Esportes

Política Esportiva: Bauru pode ter Museu do Esporte

Wagner Teodoro e Marcelo Ferrazoli
| Tempo de leitura: 4 min

Bauru pleiteia na Secretaria Estadual de Esportes, Lazer e Turismo (Selt) verba para a criação do Museu do Esporte na cidade. A revelação foi feita pelo secretário de Esportes do Estado de São Paulo, José Benedito Pereira Fernandes, que esteve, ontem, na cidade para discutir o projeto Circuito Turístico Caminhos do Centro-Oeste Paulista, que é desenvolvido em parceria pelas prefeituras de Bauru, Agudos, Avaí, Arealva, Duartina, Iacanga, Lençóis Paulista, Macatuba, Pederneiras e Piratininga e pelo Ciesp, Sebrae e Instituto Soma. O projeto trata do desenvolvimento da área turística da região.

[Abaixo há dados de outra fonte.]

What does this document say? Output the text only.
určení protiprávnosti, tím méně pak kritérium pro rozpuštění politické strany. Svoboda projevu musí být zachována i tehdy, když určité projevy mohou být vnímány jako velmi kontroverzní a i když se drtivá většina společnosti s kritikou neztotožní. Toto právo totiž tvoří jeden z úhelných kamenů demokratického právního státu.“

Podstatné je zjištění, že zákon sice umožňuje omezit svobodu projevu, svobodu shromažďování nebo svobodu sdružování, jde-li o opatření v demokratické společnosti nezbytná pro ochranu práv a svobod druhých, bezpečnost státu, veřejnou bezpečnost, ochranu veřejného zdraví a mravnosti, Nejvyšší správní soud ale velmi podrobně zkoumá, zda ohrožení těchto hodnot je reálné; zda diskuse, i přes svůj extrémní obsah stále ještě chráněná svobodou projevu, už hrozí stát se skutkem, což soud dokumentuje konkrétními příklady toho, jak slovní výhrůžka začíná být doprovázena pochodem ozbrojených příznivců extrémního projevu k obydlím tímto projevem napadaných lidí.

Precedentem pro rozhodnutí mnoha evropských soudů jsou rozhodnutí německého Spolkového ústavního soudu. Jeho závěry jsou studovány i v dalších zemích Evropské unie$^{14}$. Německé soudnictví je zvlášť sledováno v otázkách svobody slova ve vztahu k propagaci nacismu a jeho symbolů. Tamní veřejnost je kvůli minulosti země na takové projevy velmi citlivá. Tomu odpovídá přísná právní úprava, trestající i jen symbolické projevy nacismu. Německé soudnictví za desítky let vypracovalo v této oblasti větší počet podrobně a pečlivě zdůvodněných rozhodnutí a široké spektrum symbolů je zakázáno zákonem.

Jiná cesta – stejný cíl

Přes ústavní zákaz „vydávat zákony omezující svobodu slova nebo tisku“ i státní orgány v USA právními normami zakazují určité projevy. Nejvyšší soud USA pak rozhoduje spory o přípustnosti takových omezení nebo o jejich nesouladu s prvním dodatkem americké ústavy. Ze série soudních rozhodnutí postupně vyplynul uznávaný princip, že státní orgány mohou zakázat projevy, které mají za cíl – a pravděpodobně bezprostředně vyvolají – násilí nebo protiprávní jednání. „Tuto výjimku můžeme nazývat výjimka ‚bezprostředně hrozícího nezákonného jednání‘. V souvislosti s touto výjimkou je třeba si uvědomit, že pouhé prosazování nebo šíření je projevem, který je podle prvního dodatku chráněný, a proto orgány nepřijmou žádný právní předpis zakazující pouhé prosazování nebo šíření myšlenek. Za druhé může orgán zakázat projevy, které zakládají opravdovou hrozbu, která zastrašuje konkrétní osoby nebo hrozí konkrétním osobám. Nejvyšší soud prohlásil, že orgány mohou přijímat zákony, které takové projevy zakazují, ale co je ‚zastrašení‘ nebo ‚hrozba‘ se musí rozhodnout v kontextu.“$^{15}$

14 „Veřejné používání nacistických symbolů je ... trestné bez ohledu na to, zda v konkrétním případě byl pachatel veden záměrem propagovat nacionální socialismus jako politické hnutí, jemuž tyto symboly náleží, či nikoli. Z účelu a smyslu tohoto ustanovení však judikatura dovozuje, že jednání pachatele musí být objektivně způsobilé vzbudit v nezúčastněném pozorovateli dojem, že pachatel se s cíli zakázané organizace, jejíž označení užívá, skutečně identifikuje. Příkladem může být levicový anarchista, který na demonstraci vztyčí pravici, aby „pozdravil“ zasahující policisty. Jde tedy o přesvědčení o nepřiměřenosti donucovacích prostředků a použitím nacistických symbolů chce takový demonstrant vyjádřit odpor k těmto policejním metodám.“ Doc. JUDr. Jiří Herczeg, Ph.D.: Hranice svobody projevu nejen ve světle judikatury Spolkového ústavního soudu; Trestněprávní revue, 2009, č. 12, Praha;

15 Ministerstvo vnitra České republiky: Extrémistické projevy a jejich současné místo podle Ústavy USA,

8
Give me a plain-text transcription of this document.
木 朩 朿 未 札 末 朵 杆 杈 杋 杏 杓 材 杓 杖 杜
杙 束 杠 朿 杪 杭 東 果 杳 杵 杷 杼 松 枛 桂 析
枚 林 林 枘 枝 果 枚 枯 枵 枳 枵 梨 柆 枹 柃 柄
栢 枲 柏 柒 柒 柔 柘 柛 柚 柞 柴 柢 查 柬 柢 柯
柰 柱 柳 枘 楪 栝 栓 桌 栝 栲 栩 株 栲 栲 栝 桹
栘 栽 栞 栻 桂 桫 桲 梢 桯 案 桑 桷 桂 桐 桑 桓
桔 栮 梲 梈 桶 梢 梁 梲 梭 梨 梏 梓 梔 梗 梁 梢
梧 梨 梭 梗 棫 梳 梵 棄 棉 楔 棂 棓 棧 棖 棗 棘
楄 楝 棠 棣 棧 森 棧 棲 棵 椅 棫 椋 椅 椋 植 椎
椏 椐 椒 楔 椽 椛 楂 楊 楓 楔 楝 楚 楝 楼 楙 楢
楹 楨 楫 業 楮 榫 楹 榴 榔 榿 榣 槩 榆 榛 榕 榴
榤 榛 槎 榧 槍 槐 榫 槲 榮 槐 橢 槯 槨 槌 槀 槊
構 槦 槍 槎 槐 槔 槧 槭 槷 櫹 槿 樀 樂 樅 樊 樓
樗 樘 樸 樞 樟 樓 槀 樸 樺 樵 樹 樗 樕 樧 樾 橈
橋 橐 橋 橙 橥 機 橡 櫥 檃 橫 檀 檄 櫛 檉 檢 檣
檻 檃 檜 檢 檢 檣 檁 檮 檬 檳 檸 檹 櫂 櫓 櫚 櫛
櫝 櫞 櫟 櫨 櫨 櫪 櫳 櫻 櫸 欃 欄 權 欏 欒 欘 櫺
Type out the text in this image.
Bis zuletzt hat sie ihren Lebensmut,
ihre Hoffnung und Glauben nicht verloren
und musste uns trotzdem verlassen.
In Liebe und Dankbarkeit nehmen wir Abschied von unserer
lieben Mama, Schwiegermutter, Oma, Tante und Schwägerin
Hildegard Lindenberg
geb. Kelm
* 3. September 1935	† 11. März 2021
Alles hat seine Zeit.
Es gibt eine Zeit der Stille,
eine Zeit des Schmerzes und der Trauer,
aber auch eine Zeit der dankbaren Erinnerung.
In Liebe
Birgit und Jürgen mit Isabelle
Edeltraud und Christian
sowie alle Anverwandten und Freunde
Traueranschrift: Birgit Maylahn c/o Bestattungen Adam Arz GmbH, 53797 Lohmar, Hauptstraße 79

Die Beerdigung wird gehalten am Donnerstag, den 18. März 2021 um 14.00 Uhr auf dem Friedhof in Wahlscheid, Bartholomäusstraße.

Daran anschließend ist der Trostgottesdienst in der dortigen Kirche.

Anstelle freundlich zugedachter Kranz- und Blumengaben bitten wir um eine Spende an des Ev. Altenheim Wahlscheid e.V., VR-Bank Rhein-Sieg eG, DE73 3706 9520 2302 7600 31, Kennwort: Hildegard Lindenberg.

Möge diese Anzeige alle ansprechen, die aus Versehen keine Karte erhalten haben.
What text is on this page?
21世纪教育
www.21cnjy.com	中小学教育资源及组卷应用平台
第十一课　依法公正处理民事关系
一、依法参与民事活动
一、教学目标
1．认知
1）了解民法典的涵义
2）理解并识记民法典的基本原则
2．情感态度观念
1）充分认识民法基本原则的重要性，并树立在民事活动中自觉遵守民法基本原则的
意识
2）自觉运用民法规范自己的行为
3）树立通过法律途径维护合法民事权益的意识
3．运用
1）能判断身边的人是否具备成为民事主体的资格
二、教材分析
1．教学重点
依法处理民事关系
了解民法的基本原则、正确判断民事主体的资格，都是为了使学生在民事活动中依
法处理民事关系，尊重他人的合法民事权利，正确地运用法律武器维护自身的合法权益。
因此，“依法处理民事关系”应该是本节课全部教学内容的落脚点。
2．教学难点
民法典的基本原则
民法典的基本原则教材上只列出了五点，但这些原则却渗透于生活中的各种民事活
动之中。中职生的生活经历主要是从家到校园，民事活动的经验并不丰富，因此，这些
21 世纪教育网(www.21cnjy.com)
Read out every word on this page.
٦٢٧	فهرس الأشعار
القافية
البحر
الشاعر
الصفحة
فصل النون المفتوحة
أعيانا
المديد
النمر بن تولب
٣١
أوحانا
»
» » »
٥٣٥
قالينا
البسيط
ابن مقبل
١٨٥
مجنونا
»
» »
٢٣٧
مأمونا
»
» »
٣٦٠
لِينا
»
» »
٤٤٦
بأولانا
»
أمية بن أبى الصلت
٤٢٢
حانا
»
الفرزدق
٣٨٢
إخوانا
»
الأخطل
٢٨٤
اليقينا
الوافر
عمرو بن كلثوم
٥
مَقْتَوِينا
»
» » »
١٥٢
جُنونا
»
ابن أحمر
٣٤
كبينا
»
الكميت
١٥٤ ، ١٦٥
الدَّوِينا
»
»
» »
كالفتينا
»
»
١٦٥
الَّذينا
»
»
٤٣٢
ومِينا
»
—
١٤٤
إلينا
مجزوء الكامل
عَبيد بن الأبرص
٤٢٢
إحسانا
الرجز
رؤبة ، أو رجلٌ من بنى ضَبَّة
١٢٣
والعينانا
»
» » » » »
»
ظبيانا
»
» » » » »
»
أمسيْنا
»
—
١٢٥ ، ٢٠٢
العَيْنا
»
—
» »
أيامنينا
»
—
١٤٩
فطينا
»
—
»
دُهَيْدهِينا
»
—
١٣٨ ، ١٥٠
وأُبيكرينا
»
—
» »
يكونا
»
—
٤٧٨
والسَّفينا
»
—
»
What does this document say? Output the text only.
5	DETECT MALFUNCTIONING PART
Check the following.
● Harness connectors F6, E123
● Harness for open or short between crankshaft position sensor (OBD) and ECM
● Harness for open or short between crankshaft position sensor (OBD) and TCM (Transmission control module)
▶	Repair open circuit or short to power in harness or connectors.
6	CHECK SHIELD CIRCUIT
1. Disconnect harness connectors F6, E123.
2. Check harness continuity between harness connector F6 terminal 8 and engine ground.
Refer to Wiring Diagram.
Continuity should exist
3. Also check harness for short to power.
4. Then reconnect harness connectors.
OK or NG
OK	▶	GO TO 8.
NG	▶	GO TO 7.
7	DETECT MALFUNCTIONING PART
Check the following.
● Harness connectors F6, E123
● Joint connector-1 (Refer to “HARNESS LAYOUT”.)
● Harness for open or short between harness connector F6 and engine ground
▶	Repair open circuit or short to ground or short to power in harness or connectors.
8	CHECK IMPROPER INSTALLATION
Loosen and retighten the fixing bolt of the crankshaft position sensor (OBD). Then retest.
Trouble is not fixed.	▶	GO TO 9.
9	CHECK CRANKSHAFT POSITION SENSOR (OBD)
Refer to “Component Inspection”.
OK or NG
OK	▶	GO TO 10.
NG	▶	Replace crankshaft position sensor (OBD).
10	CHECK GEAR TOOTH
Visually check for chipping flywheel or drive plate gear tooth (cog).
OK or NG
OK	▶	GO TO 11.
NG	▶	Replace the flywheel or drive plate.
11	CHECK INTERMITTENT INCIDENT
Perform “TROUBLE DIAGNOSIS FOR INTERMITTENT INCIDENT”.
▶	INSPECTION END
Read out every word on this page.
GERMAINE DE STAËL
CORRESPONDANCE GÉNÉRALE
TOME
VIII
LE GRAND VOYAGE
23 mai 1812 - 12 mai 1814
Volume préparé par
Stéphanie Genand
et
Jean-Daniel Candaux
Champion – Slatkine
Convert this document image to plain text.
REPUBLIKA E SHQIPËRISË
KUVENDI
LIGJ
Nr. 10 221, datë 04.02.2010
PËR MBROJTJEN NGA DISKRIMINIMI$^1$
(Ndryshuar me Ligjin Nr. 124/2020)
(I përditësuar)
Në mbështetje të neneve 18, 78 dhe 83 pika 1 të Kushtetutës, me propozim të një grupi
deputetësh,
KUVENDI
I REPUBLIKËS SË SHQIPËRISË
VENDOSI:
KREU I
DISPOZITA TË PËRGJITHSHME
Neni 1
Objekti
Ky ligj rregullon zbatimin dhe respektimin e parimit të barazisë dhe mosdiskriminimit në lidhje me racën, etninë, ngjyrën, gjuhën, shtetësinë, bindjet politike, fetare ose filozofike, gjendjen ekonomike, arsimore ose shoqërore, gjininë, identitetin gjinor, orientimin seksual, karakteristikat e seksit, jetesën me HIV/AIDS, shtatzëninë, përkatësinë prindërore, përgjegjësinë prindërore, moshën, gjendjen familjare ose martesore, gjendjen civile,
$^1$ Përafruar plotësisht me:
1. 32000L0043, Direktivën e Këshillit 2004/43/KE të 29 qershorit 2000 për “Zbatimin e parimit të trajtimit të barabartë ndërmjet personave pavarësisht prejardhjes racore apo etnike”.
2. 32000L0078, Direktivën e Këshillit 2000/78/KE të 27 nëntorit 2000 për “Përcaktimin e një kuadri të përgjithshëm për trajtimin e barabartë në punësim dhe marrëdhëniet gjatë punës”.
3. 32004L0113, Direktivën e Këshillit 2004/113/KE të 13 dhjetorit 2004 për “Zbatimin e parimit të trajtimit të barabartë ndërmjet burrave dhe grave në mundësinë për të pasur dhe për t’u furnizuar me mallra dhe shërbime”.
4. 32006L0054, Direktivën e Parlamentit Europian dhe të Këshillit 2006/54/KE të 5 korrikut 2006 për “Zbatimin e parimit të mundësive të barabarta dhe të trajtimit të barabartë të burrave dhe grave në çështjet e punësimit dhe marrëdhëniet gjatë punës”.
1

O Museu do Esporte seria instalado na casa em que Pelé morou na cidade, de acordo com o apresentado pelo prefeito Rodrigo Agostinho a Fernandes. “O prefeito está apresentando um projeto do Museu do Esporte, onde ele pleiteia a desapropriação da casa do Rei Pelé. Seria o Museu do Esporte vinculado ao Pelé e também para a divulgação de outras modalidades. Inclusive do futebol, que seria o Esporte Clube Noroeste”, comenta o secretário.

Segundo Fernandes, a ideia tem plenas condições de ser colocada em prática e deve entrar no orçamento da pasta para o próximo ano. “Temos que transformar isso em um projeto e fazer a inclusão na peça orçamentária para o exercício de 2011. É um pedido que vamos estudar e, com certeza, vamos deixar inserido na peça orçamentária de 2011 algo para que se possa iniciar a concretização”, aponta. De acordo com Fernandes, o diálogo sobre o Museu do Esporte será retomado em breve com Agostinho. “Vamos nos reunir com o prefeito na semana que vem e tentar fazer uma viabilização em nível de planejamento”, observa.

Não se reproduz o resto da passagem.